The awards were presented at Norfolk FWAG's annual meeting at Easton College, which outlined the extent of farm conservation efforts across the county.

Managing director Neil Punchard said the government's Countryside Stewardship scheme is "still the most important and effective tool in the box for delivering benefits to wildlife on farmland".

He said the Norfolk FWAG team had completed 22 mid-tier and six higher-tier agreements on behalf of their farmer members in 2022 – bringing an eight-figure sum to the Norfolk farming industry over the five and 10-year terms of the agreements.

Norfolk FWAG has also undertaken a "test and trial" for Defra's Environmental Land Management (ELM) scheme, and has recruited two new staff and as it looks to broaden its offering to farmer members.

It has partnered with the Prince’s Countryside Fund and a consultant to deliver business and environmental support for family farms and tenant farmers through Defra's Farm for the Future scheme.
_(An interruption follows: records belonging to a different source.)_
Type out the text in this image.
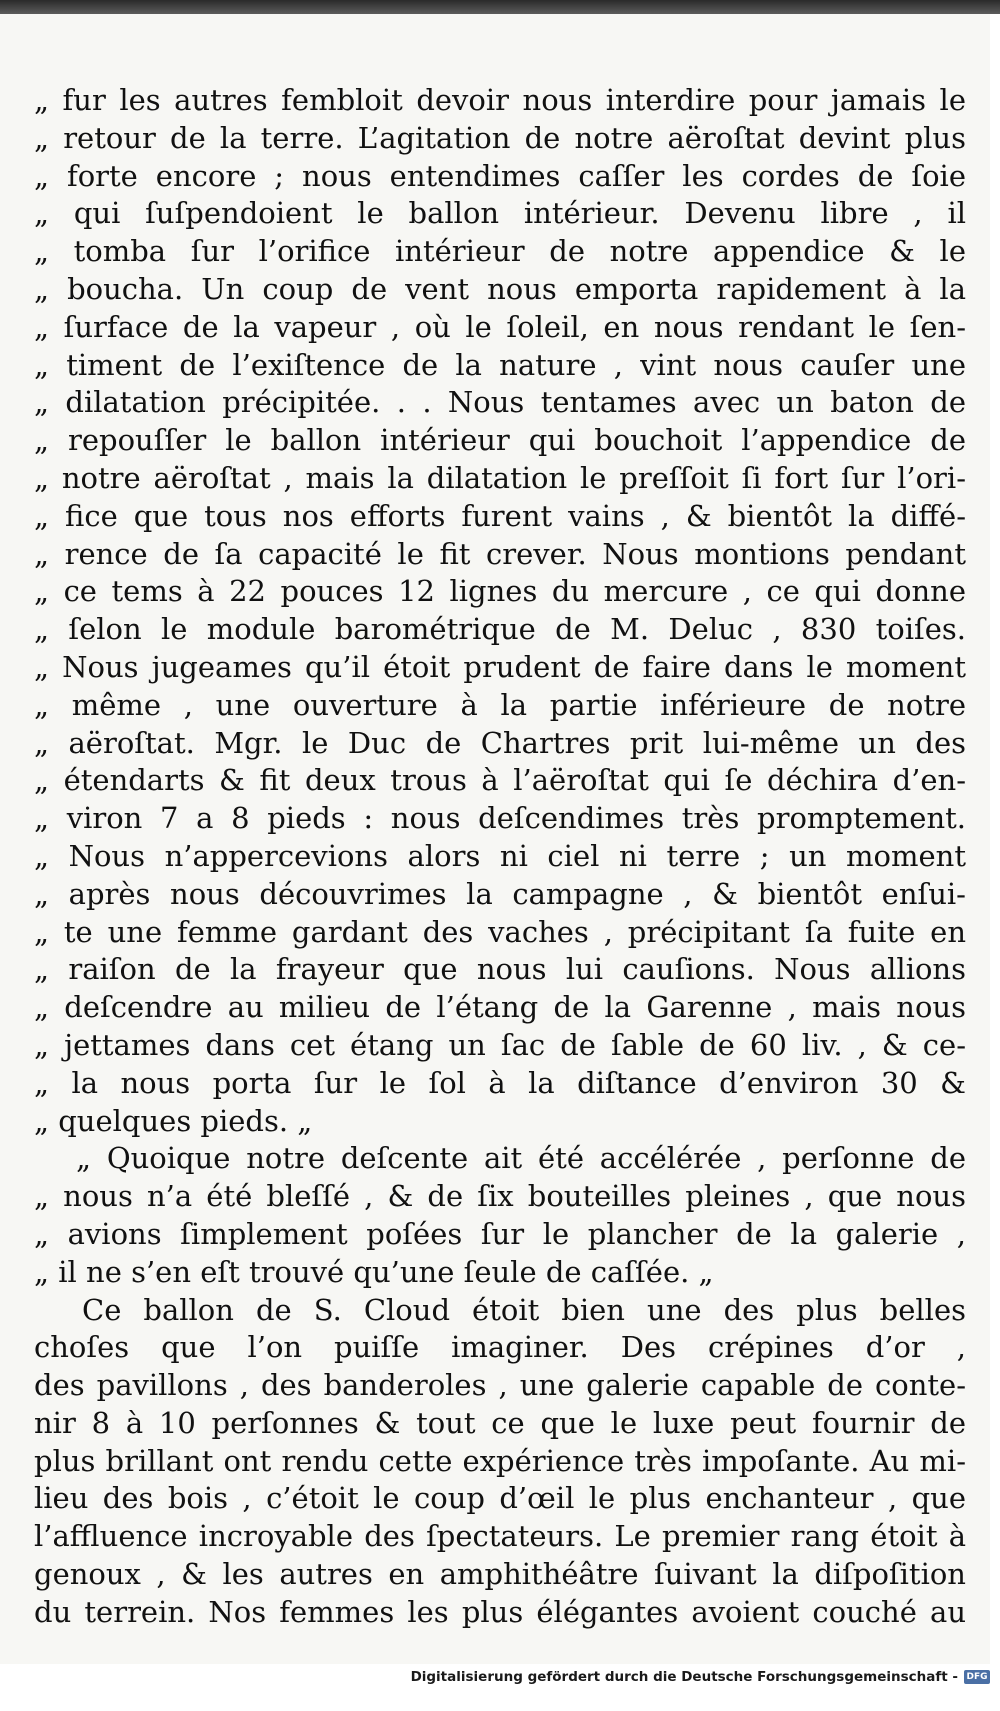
„ fur les autres fembloit devoir nous interdire pour jamais le
„ retour de la terre. L’agitation de notre aëroſtat devint plus
„ forte encore ; nous entendimes caſſer les cordes de ſoie
„ qui ſuſpendoient le ballon intérieur. Devenu libre , il
„ tomba ſur l’orifice intérieur de notre appendice & le
„ boucha. Un coup de vent nous emporta rapidement à la
„ ſurface de la vapeur , où le ſoleil, en nous rendant le ſen-
„ timent de l’exiſtence de la nature , vint nous cauſer une
„ dilatation précipitée. . . Nous tentames avec un baton de
„ repouſſer le ballon intérieur qui bouchoit l’appendice de
„ notre aëroſtat , mais la dilatation le preſſoit ſi fort ſur l’ori-
„ fice que tous nos efforts furent vains , & bientôt la diffé-
„ rence de ſa capacité le fit crever. Nous montions pendant
„ ce tems à 22 pouces 12 lignes du mercure , ce qui donne
„ ſelon le module barométrique de M. Deluc , 830 toiſes.
„ Nous jugeames qu’il étoit prudent de faire dans le moment
„ même , une ouverture à la partie inférieure de notre
„ aëroſtat. Mgr. le Duc de Chartres prit lui-même un des
„ étendarts & fit deux trous à l’aëroſtat qui ſe déchira d’en-
„ viron 7 a 8 pieds : nous deſcendimes très promptement.
„ Nous n’appercevions alors ni ciel ni terre ; un moment
„ après nous découvrimes la campagne , & bientôt enſui-
„ te une femme gardant des vaches , précipitant ſa fuite en
„ raiſon de la frayeur que nous lui cauſions. Nous allions
„ deſcendre au milieu de l’étang de la Garenne , mais nous
„ jettames dans cet étang un ſac de ſable de 60 liv. , & ce-
„ la nous porta ſur le ſol à la diſtance d’environ 30 &
„ quelques pieds. „
„ Quoique notre deſcente ait été accélérée , perſonne de
„ nous n’a été bleſſé , & de ſix bouteilles pleines , que nous
„ avions ſimplement poſées ſur le plancher de la galerie ,
„ il ne s’en eſt trouvé qu’une ſeule de caſſée. „
Ce ballon de S. Cloud étoit bien une des plus belles
choſes que l’on puiſſe imaginer. Des crépines d’or ,
des pavillons , des banderoles , une galerie capable de conte-
nir 8 à 10 perſonnes & tout ce que le luxe peut fournir de
plus brillant ont rendu cette expérience très impoſante. Au mi-
lieu des bois , c’étoit le coup d’œil le plus enchanteur , que
l’affluence incroyable des ſpectateurs. Le premier rang étoit à
genoux , & les autres en amphithéâtre ſuivant la diſpoſition
du terrein. Nos femmes les plus élégantes avoient couché au
Digitalisierung gefördert durch die Deutsche Forschungsgemeinschaft - DFG
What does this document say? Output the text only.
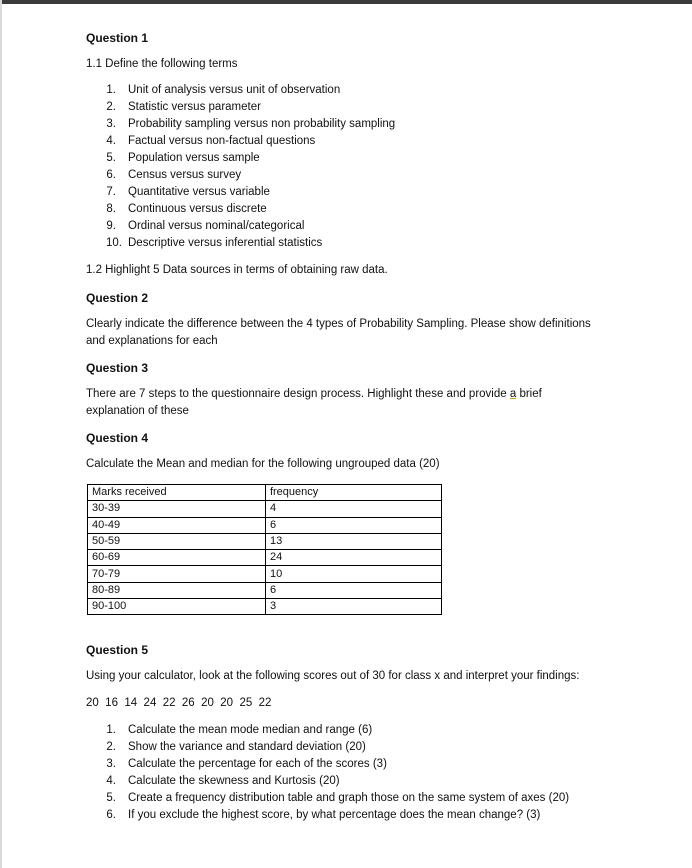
Question 1
1.1 Define the following terms
1. Unit of analysis versus unit of observation
2. Statistic versus parameter
3. Probability sampling versus non probability sampling
4. Factual versus non-factual questions
5. Population versus sample
6. Census versus survey
7. Quantitative versus variable
8. Continuous versus discrete
9. Ordinal versus nominal/categorical
10. Descriptive versus inferential statistics
1.2 Highlight 5 Data sources in terms of obtaining raw data.
Question 2
Clearly indicate the difference between the 4 types of Probability Sampling. Please show definitions
and explanations for each
Question 3
There are 7 steps to the questionnaire design process. Highlight these and provide a brief
explanation of these
Question 4
Calculate the Mean and median for the following ungrouped data (20)
Marks received	frequency
30-39	4
40-49	6
50-59	13
60-69	24
70-79	10
80-89	6
90-100	3
Question 5
Using your calculator, look at the following scores out of 30 for class x and interpret your findings:
20  16  14  24  22  26  20  20  25  22
1. Calculate the mean mode median and range (6)
2. Show the variance and standard deviation (20)
3. Calculate the percentage for each of the scores (3)
4. Calculate the skewness and Kurtosis (20)
5. Create a frequency distribution table and graph those on the same system of axes (20)
6. If you exclude the highest score, by what percentage does the mean change? (3)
Business workshops are planned for December, and more details are available by contacting sasha@norfolkfwag.co.uk.

Norfolk FWAG is also working with Norfolk County Council over the next two-and-a-half years, as part of the One Million Trees for Norfolk campaign, to ensure more woodland planting on small areas of marginal agricultural land.

It said new woodland can provide windbreaks, shelterbelts and assist game shoots, but the cost of grant applications is often a deterrent, so this will be covered for free for county council tenants and heavily subsidised for Norfolk FWAG enhanced members. 

Guest speakers at the meeting were the Rt Rev Graham Usher, Bishop of Norwich and the Church of England's lead bishop for the environment, who outlined the vital role of farmers in nature recovery in Norfolk, and Martin Lines, a third-generation farmer from South Cambridgeshire who is chairman of the Nature Friendly Farming Network.